二人は始発電車に乗った。もう日の出を迎えているような時間だった。
「凛空はさ、すごいよね」
「え?」
夏向が話し始めたと思ったら、凛空にとってよくわからないことを言い始めた。
「いや、覚醒してすぐに術式が使えてて、すごいなーって」
「え、あ、その……見てたの?」
「うん。あれ、気付いてなかった?」
「いや、気付いてはいたけど……」
二人が話しているのは、最初に凛空が術式を使ったあの時のことだ。悠香が多分先輩だよとは言ってたものの、凛空は本当にそれが当たっていたとは思っていなかった。
「それに、呪人を躊躇なく、簡単に片付けるのも」
「あぁ……それは、命令だから……かな。命令とか、背けないタイプだから……それに……」
「それに?」
「自分の命を守れるなら、それでいいかなって。自己中かもしれないけど」
「ほぉ……やっぱすごい」
「はは……」
凛空は褒められたりするのには慣れていない。そのせいか、苦笑いをすることしかできていなかった。
「俺は、最初は戸惑ったし、正気かと思った。でも、悠莉に怒られちゃってね……」
「そうなんだ」
「うん……」
凛空も最初はそう思ったけど、快音に言われたことで、考えが変わった。
誰かの命を奪うかもしれないということ、それを止められるのは自分だけだということ。そういうので、そう指示があればやろうという気になった。

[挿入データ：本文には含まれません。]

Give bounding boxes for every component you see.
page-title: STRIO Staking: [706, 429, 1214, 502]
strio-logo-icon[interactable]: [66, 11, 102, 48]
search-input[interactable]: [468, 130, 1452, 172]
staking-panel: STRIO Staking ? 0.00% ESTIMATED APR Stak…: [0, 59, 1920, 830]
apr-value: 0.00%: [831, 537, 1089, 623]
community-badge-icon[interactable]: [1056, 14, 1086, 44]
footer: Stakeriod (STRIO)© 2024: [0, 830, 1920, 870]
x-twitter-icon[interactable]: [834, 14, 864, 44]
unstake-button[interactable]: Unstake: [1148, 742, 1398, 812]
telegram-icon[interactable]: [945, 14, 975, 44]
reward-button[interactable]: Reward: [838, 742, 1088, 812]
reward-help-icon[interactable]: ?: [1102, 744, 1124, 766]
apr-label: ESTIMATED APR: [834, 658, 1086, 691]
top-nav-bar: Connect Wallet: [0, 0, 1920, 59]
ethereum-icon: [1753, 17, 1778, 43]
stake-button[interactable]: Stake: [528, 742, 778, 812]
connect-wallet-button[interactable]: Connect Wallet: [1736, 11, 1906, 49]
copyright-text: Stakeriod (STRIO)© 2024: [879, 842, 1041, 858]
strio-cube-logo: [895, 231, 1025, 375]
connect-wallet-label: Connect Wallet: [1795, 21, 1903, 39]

でも確かに、凛空は命令に背けない性格だと自分で思っている。
「悠莉も、桜愛も、経験があった。俺はなかった。だから、できなくてもしょうがないと思ってた。でも凛空は、経験がなくても、一生懸命やろうとする。ほんとにすごいよ」
やはり凛空は苦笑いしかできなかった。
また、凛空は夏向の言葉に影があるように感じていた。
そして二人は魔術学園に戻ってきた。
魔術学園では、任務の次の日は午前中休みというのができる。
凛空はそれを活用し、帰ってベッドに倒れこんだあと、そのまま数時間寝た。
午後の授業が終わり、夕方。悠香はさっそく任務に出かけて行った。
悠香は一人で任務に出かけて行った。
凛空は、やっぱり悠香は自分とは全然違うということを、改めて少し感じた。
そして教室には、凛空と快音がいた。
「上手くやったみたいだね、昨日」
「あぁ……まあ……実際には今日だけど……」
「そうだったな」
快音は凛空と夏向の任務のことを知っていた。担当なら当たり前のことだが。
「あの……」
「何?」
「夏向って、昔何があったの……?」
「何かあったの?」
「なんか、『父さんを呪ったのはお前か』とか言ってた。でも、よくわかんなくて」
「そっかー」
快音は何かを知っている顔をした。
「夏向の両親は、呪人になった。それを、俺と悠莉で倒した。それから、両親を呪人にした怪物を探してた。それを見つけたんじゃないか? まあ、俺は表面的な事実しか知らないけど」
「そうなんだ……」
「夏向が明るいのは空元気。本当は無口で感情もないような子だった。夏向なりに、色んな想いがあったんじゃないかな」
快音は凛空にそう説明した。
夏向は俺とは違うけど、したいことは同じだったのかもな……と凛空は勝手に親近感を感じた。
「あ、今言ったこと、誰にも言うなよ? 俺から聞いたってことも」
快音はそう言い残し、教室を出て行った。
「わ、わかった……」
凛空の返事も待たずに。
凛空に拒否権はないようだった。拒否するつもりはないが。